Fashion’s Data Doubles: How AI is Reshaping Modeling Work
Photos by Briana Elledge and Jaka Vinšek
In March of this year, fashion mega-retailer H&M announced that it would debut a cohort of AI-generated replicas of real fashion models and feature them across its social media and marketing campaigns. In a promotional image, South Sudanese model Yar Aguer poses next to her AI-generated digital “twin” — one of them decked out in a white blouse and the other in a plush cashmere sweater. It’s unclear which image shows the “real” Aguer. “Finally a way for me to be in New York and Tokyo on the same day,” reads a quote superimposed over the image.
Companies like H&M have framed the use of AI as empowering to fashion models, arguing that they can reap its benefits by literally putting their digital avatars to work for them. But in an industry long characterized by major power asymmetries and serious job quality challenges, the impacts are far more complex.
In forthcoming research investigating the role of AI in fashion modeling, we interviewed a diverse group of 21 models to better understand how they experience and perceive the use of AI in their industry, and what it may mean for the future of modeling as a profession.
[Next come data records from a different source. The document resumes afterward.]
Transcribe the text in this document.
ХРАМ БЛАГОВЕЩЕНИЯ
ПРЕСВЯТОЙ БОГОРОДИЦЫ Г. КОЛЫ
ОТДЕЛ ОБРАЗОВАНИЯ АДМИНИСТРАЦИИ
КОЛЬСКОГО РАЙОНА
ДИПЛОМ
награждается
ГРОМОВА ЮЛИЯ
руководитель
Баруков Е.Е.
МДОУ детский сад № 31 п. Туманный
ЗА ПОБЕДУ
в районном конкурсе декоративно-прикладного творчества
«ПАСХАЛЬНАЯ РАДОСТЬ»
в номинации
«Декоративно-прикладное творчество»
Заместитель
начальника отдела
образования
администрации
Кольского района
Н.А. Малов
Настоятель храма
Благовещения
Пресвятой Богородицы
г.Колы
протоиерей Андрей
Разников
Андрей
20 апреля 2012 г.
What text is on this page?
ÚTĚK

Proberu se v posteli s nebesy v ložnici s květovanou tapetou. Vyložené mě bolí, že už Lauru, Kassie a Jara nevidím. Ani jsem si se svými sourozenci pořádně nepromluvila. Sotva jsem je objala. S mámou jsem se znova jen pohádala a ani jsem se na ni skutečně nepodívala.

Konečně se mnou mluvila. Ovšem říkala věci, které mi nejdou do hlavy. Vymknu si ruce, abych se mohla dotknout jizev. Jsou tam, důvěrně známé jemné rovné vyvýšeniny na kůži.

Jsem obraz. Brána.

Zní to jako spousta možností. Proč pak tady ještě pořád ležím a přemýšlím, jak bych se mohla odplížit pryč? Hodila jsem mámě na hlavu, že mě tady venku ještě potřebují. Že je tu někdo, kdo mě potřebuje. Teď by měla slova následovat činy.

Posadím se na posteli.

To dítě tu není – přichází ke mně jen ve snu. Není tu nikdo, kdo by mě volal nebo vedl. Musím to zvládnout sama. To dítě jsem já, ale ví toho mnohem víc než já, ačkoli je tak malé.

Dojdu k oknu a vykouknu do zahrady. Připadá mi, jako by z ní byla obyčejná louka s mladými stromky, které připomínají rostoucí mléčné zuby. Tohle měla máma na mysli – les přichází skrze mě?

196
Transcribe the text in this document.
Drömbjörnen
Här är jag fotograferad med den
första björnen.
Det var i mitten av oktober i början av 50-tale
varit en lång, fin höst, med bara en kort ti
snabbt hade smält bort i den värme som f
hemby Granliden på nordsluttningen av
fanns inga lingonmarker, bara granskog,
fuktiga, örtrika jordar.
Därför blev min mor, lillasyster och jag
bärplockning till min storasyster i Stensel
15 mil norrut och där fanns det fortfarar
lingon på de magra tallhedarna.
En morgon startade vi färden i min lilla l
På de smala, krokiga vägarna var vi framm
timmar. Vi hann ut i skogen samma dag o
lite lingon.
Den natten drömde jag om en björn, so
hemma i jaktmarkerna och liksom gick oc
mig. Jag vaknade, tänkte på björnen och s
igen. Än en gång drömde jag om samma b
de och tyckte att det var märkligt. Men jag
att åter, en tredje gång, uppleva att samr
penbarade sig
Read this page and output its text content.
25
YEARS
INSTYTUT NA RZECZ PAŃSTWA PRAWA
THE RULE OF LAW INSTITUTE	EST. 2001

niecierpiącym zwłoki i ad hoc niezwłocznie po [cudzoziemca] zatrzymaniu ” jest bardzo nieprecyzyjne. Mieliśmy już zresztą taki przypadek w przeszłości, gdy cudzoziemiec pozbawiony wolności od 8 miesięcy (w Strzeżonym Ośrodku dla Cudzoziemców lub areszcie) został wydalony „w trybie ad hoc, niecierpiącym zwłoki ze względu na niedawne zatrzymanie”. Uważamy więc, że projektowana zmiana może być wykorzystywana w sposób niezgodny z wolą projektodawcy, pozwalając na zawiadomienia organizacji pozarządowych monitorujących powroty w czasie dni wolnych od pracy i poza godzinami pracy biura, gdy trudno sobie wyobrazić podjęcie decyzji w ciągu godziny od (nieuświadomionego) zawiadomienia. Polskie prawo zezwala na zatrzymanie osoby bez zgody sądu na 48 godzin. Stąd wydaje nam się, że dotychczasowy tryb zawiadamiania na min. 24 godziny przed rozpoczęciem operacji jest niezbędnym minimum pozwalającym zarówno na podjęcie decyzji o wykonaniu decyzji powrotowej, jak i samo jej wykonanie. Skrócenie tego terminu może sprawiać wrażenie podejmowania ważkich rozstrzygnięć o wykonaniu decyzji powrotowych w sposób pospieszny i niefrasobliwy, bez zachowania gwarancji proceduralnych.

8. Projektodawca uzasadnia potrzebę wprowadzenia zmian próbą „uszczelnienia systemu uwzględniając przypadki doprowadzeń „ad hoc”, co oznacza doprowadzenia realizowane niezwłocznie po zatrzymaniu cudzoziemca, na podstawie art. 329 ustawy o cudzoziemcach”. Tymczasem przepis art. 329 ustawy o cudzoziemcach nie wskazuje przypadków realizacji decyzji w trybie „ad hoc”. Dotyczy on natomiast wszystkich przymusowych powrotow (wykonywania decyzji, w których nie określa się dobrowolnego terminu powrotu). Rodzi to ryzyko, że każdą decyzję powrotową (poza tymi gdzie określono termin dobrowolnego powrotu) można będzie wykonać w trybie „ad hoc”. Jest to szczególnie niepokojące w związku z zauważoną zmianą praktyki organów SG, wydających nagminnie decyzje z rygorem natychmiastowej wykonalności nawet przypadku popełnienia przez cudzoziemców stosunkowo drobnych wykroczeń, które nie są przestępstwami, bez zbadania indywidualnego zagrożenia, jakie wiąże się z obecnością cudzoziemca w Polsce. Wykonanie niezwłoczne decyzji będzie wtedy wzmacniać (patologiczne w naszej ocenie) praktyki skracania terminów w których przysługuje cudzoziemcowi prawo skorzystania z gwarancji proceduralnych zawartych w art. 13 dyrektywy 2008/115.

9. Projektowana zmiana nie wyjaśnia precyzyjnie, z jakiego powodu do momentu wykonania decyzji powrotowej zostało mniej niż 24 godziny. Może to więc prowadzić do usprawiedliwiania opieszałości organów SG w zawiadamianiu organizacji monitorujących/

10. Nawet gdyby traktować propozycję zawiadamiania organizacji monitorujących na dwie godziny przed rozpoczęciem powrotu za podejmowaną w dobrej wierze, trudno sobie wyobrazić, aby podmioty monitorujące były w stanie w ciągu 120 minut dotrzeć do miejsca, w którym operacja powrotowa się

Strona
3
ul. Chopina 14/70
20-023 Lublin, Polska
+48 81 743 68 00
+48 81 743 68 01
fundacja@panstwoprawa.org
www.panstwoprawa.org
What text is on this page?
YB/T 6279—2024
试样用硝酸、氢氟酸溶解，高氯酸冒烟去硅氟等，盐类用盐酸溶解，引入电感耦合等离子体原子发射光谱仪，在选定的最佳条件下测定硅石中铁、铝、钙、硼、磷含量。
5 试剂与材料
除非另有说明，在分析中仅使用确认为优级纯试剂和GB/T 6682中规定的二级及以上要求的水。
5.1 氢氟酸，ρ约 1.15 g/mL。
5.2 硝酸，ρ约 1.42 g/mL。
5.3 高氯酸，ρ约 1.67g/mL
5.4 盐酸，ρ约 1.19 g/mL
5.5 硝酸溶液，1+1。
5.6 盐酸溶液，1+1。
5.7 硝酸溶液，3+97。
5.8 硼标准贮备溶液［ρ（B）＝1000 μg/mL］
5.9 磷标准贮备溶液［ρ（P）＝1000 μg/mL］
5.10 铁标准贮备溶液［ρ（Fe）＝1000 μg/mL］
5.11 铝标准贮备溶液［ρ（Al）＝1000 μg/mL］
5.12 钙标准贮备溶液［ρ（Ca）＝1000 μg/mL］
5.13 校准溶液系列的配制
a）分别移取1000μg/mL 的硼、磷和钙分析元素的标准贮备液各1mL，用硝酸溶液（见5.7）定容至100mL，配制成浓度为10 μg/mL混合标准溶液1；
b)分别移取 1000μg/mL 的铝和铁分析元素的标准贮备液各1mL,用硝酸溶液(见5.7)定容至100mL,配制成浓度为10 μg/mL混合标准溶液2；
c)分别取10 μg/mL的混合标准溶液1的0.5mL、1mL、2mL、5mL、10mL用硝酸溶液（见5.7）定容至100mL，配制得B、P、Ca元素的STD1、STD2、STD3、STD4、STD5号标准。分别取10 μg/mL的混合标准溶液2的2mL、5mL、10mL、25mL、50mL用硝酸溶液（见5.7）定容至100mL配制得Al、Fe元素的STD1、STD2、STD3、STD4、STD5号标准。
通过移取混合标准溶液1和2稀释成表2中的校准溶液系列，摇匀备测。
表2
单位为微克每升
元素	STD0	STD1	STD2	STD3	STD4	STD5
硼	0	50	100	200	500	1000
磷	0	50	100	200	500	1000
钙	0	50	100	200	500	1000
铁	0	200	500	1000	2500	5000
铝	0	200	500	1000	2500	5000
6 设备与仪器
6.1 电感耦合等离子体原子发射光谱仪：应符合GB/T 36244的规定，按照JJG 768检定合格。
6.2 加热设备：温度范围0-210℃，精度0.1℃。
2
We found that a variety of actors — including modeling agencies, brands, and AI startups — use AI tools to take advantage of existing industry gray areas, and increasingly treat models’ labor as “data” to be extracted for profit. Interviewees spoke about how this heightened extraction is leading to growing economic insecurity for fashion models, as well as propagation of harmful beauty standards—issues that are felt widely but unevenly across the industry. The brief concludes by addressing efforts to strengthen AI governance in the modeling field and beyond.

On Tuesday, in the heart of New York City’s semi-annual Fashion Week, we presented our findings to a room of models and other fashion industry workers. The event on AI in the fashion industry was hosted by the Model Alliance, an organization that promotes labor rights in the fashion industry and was a partner in our research. Alongside our research presentation, other featured speakers included fashion models; creative technologists; leaders from SAG-AFTRA, the Freelancers Union, and Omidyar Network (a funder of the research); and State Senator Brad Hoylman-Sigal, sponsor of the recently enacted New York Fashion Workers Act.